Speaking at the end of February about the negotiations, US Undersecretary of State Nicholas Burns promised that “as good diplomats, we will square the circle.” Squaring circles and doubling cubes are metaphors of impossibility. But, as Burns implied, a problem without solution in the world of mathematics or logic, may have a different outcome in the world of diplomacy.
Certainly, Burns and his Indian counterparts need all the ingenuity they can muster to provide legal language for an essentially political agreement, that too in a field where US domestic law has over the years created a minefield of laws and restrictions. The big one here is not fuel supply assurances or the right to reprocess spent fuel—it is that of detonating a nuclear device again.
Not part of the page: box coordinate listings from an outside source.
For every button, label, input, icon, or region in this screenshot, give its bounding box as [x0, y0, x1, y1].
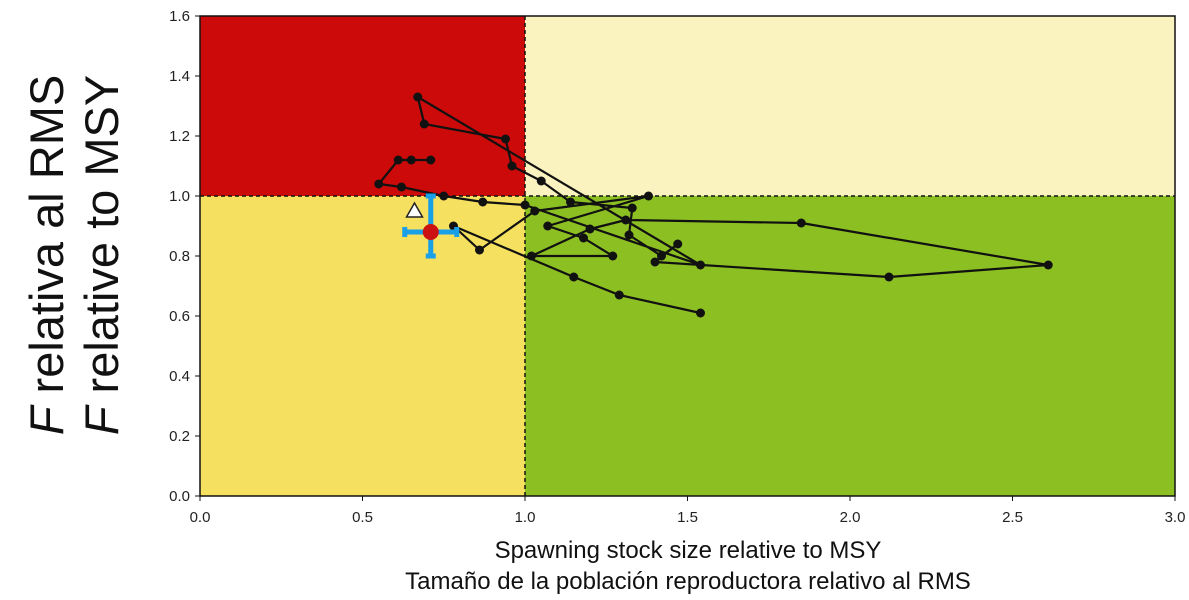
trajectory-point [569, 272, 579, 282]
y-tick-label: 0.2 [169, 428, 190, 445]
trajectory-point [650, 257, 660, 267]
trajectory-point [374, 179, 384, 189]
y-tick-label: 1.2 [169, 128, 190, 145]
y-tick-label: 0.4 [169, 368, 190, 385]
trajectory-point [397, 182, 406, 192]
x-tick-label: 2.5 [1002, 509, 1023, 526]
x-tick-label: 0.0 [190, 509, 211, 526]
y-tick-label: 0.0 [169, 488, 190, 505]
x-tick-label: 1.0 [515, 509, 536, 526]
trajectory-point [413, 92, 423, 102]
trajectory-point [475, 245, 484, 255]
trajectory [374, 92, 1053, 318]
trajectory-point [419, 119, 429, 129]
y-axis-title-es-symbol: F [20, 404, 73, 435]
x-axis-ticks: 0.0 0.5 1.0 1.5 2.0 2.5 3.0 [190, 496, 1186, 526]
y-axis-title-en-text: relative to MSY [75, 75, 128, 407]
y-axis-title-es-text: relativa al RMS [20, 75, 73, 407]
trajectory-point [884, 272, 894, 282]
trajectory-point [406, 155, 416, 165]
trajectory-point [627, 203, 637, 213]
y-tick-label: 1.0 [169, 188, 190, 205]
y-tick-label: 0.6 [169, 308, 190, 325]
quadrant-overfishing-healthy [525, 16, 1175, 196]
quadrant-overfished [200, 196, 525, 496]
trajectory-point [796, 218, 806, 228]
trajectory-point [527, 251, 536, 261]
trajectory-point [624, 230, 634, 240]
x-tick-label: 1.5 [677, 509, 698, 526]
reference-triangle-marker [405, 201, 424, 218]
trajectory-point [644, 191, 653, 201]
x-axis-title-es: Tamaño de la población reproductora rela… [405, 568, 971, 595]
x-tick-label: 0.5 [352, 509, 373, 526]
trajectory-point [536, 176, 546, 186]
y-axis-title-en-symbol: F [75, 404, 128, 435]
trajectory-point [478, 197, 488, 207]
trajectory-point [585, 224, 595, 234]
trajectory-point [614, 290, 624, 300]
y-tick-label: 0.8 [169, 248, 190, 265]
trajectory-point [566, 197, 575, 207]
current-status [402, 193, 460, 259]
quadrant-overfishing-overfished [200, 16, 525, 196]
trajectory-point [696, 260, 705, 270]
x-tick-label: 2.0 [840, 509, 861, 526]
trajectory-line [377, 95, 1050, 315]
trajectory-point [426, 155, 436, 165]
trajectory-point [393, 155, 403, 165]
current-status-point [422, 224, 439, 240]
y-tick-label: 1.4 [169, 68, 190, 85]
trajectory-point [507, 161, 517, 171]
trajectory-point [621, 215, 631, 225]
trajectory-point [608, 251, 618, 261]
trajectory-point [673, 239, 683, 249]
x-axis-title-en: Spawning stock size relative to MSY [495, 537, 882, 564]
x-tick-label: 3.0 [1165, 509, 1186, 526]
y-axis-ticks: 0.0 0.2 0.4 0.6 0.8 1.0 1.2 1.4 1.6 [169, 8, 200, 505]
trajectory-point [520, 200, 530, 210]
trajectory-point [530, 206, 540, 216]
trajectory-point [439, 191, 449, 201]
trajectory-point [579, 233, 588, 243]
y-axis-title-en: F relative to MSY [75, 75, 128, 435]
y-tick-label: 1.6 [169, 8, 190, 25]
quadrant-backgrounds [200, 16, 1175, 496]
trajectory-point [696, 308, 705, 318]
quadrant-healthy [525, 196, 1175, 496]
y-axis-title-es: F relativa al RMS [20, 75, 73, 435]
trajectory-point [1043, 260, 1053, 270]
trajectory-point [501, 134, 510, 144]
trajectory-point [657, 251, 666, 261]
trajectory-point [543, 221, 553, 231]
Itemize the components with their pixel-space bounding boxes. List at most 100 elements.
The Hyde Act has provided a waiver to India on the issue of past nuclear tests, but the US is not willing to give an advance waiver for any future test that India may carry out. Whether or not India wants to test nuclear weapons again is our sovereign decision, but by that measure we cannot expect the US to forgo their sovereign right to react the way they choose. New Delhi’s approach seems to be to try and account for every possible contingency in the 123 Agreement, something that may not be either feasible or desirable. The way out is to accept the waivers available, and leave for the future, what truly belongs to the future.